China has vowed to boost support for seed breeding technologies to ensure food security amid worsening ties with the US – where most of its food and seed imports come from – and prepare for the increasing impact of climate change, urbanisation and shifting diets.
“The 1.4 billion people in our country were well fed in the past couple of years and we’ve held our bowls steadily in our own hands. Now, the demand for food is increasing, so is the pressure of holding the bowl,” President Xi Jinping said in the annual national rural work conference in December.
The country saw a deficit of 350 million yuan (US$50.9 million) in crop seed trade in 2021, mainly driven by the demand for vegetables, according to figures from the Ministry of Agriculture and Rural Affairs.
Considering seed technology and preserving farmland are the two top priorities for China’s food production, the central government issued a seed industry revitalisation plan in 2021 in the aim of having control of seed sources.

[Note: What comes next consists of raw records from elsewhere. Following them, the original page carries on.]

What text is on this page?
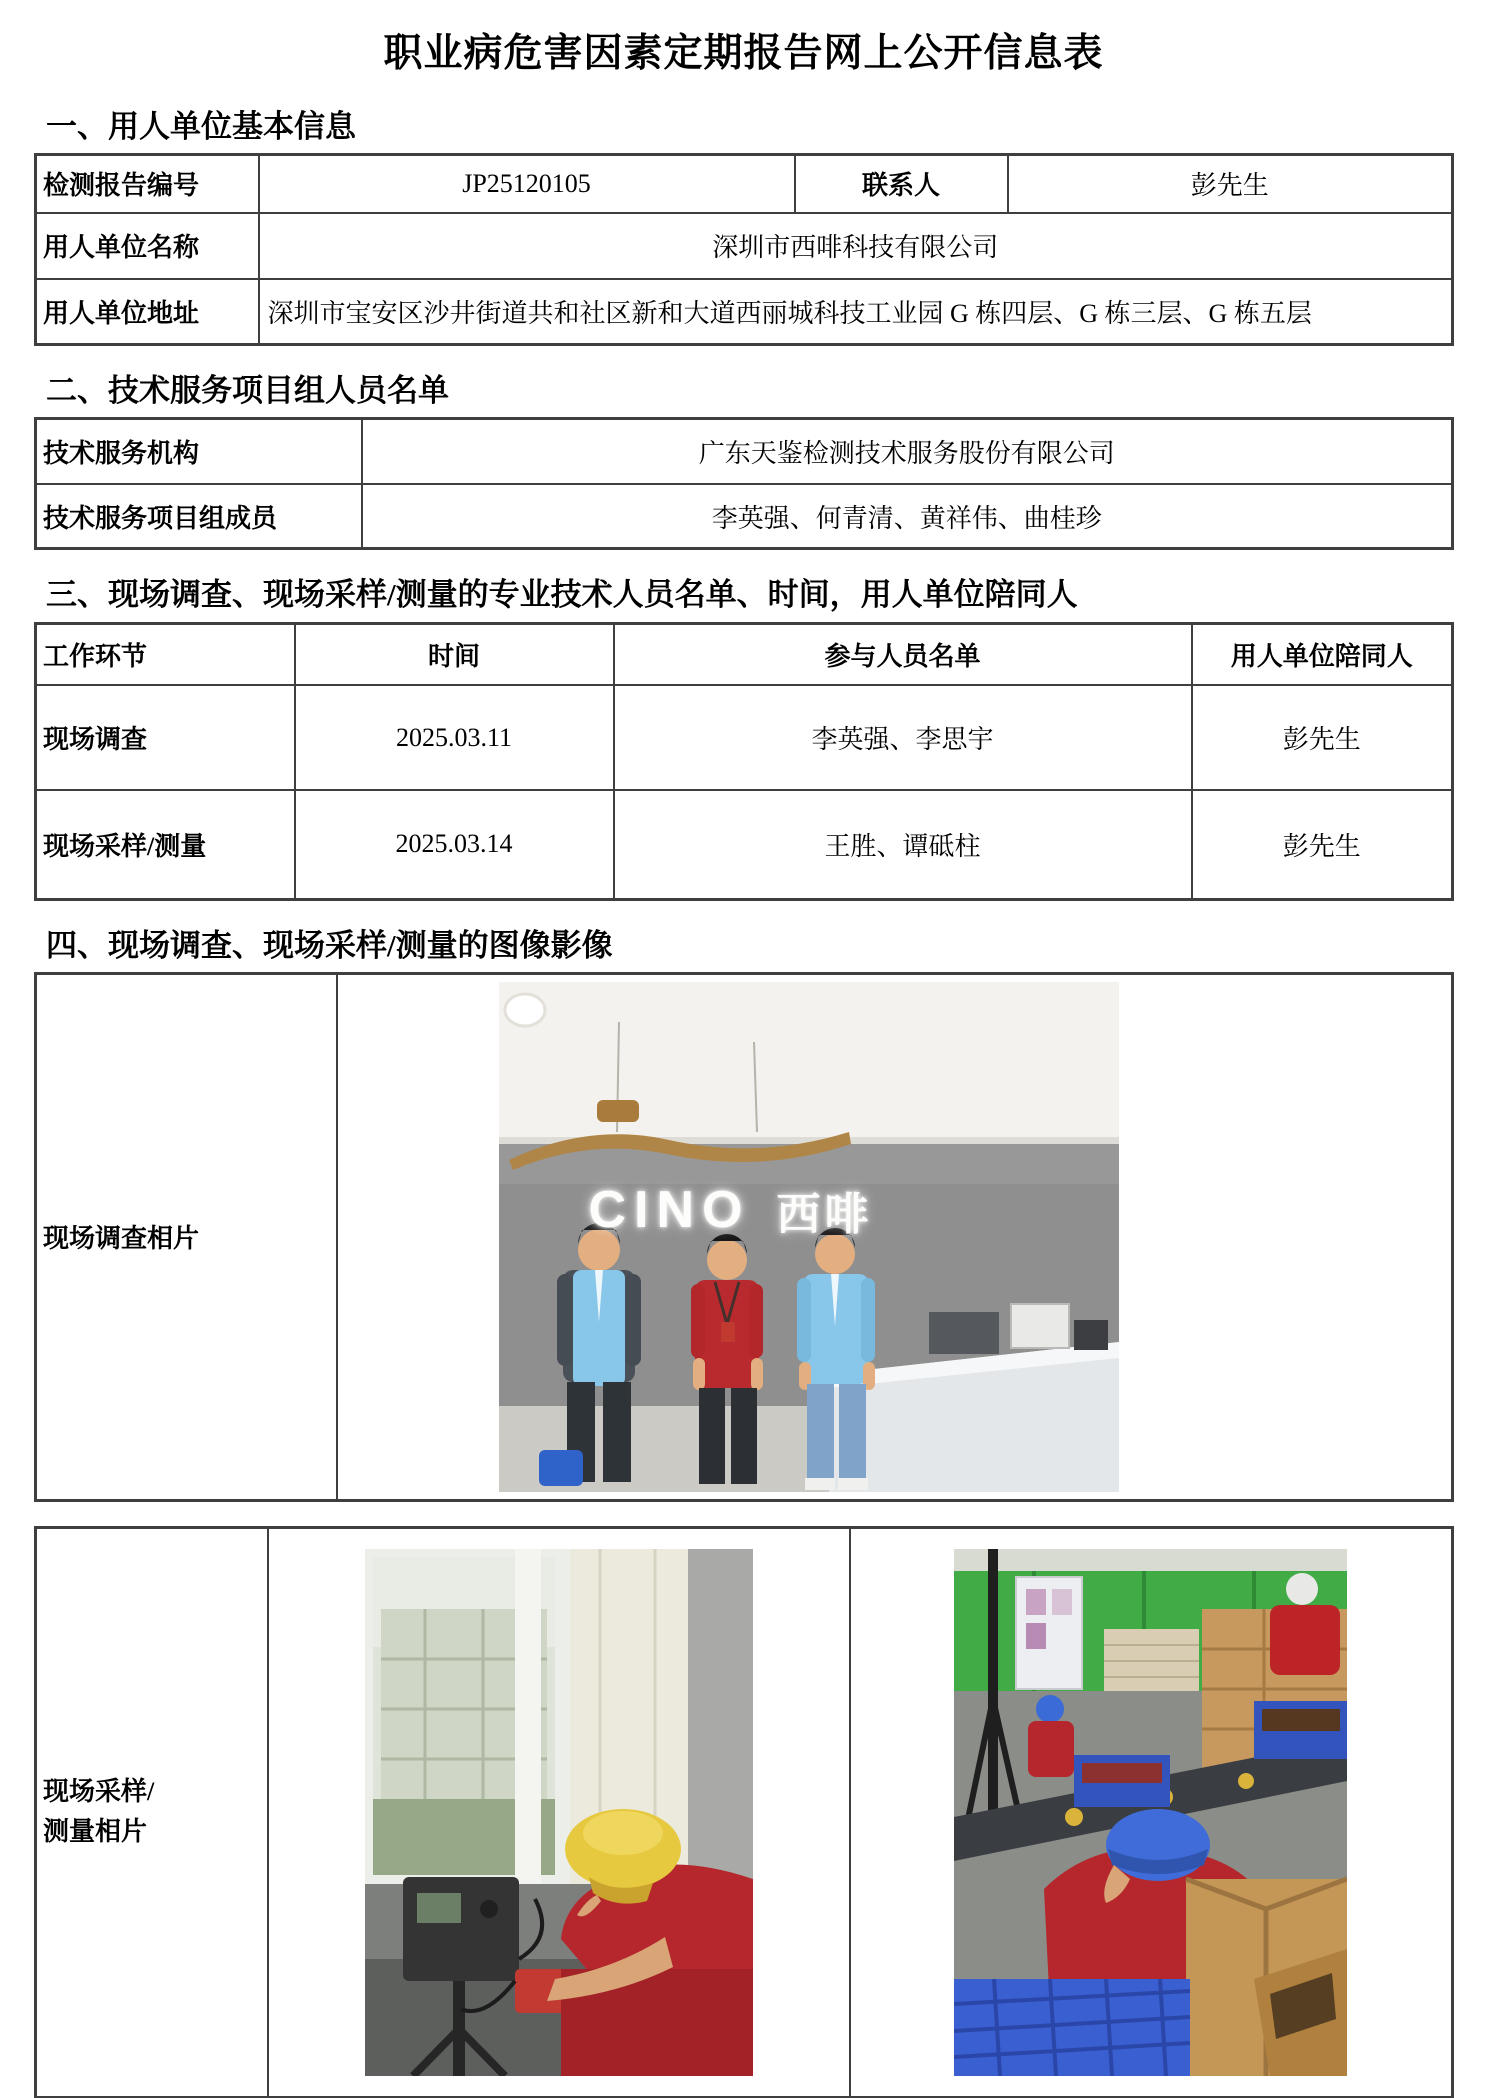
职业病危害因素定期报告网上公开信息表
一、用人单位基本信息
检测报告编号	JP25120105	联系人	彭先生
用人单位名称	深圳市西啡科技有限公司		
用人单位地址	深圳市宝安区沙井街道共和社区新和大道西丽城科技工业园 G 栋四层、G 栋三层、G 栋五层		
二、技术服务项目组人员名单
技术服务机构	广东天鉴检测技术服务股份有限公司
技术服务项目组成员	李英强、何青清、黄祥伟、曲桂珍
三、现场调查、现场采样/测量的专业技术人员名单、时间，用人单位陪同人
工作环节	时间	参与人员名单	用人单位陪同人
现场调查	2025.03.11	李英强、李思宇	彭先生
现场采样/测量	2025.03.14	王胜、谭砥柱	彭先生
四、现场调查、现场采样/测量的图像影像
现场调查相片	CINO 西啡
现场采样/
测量相片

Despite the fact foreign breeders occupy just 3 per cent of China’s seed market, domestically produced seeds of corn and soybean are “more than 20 years behind” the United States in terms of yields, the Hubei officials said.
Yields of both crops are only about 60 per cent of those growing in the US, they said.
While a strong industry requires long-term commitment, many domestic seed companies are short-sighted and share a mentality of “being satisfied with small wealth”, they said.
In a move to consolidate the sector, the agriculture ministry last year picked 276 domestic breeders that would receive special government support in capital and talent.
At a meeting with representatives from these state-supported companies over the weekend, it said their innovation and competitiveness have been strengthened through increased investment and enhanced cooperation with research institutes and financial companies.
But Huo Xuexi, a professor of agricultural economics from Northwest A&F University, said China would need decades of time to get where the West is now in seed breeding.
“Revitalising the seed industry is a tall order,” he said, referring to China’s ambition to achieve self-reliance.
“First of all, we need at least 10 years to figure out basic scientific questions in agriculture, and then it will take another long period to bring basic research results to the market.”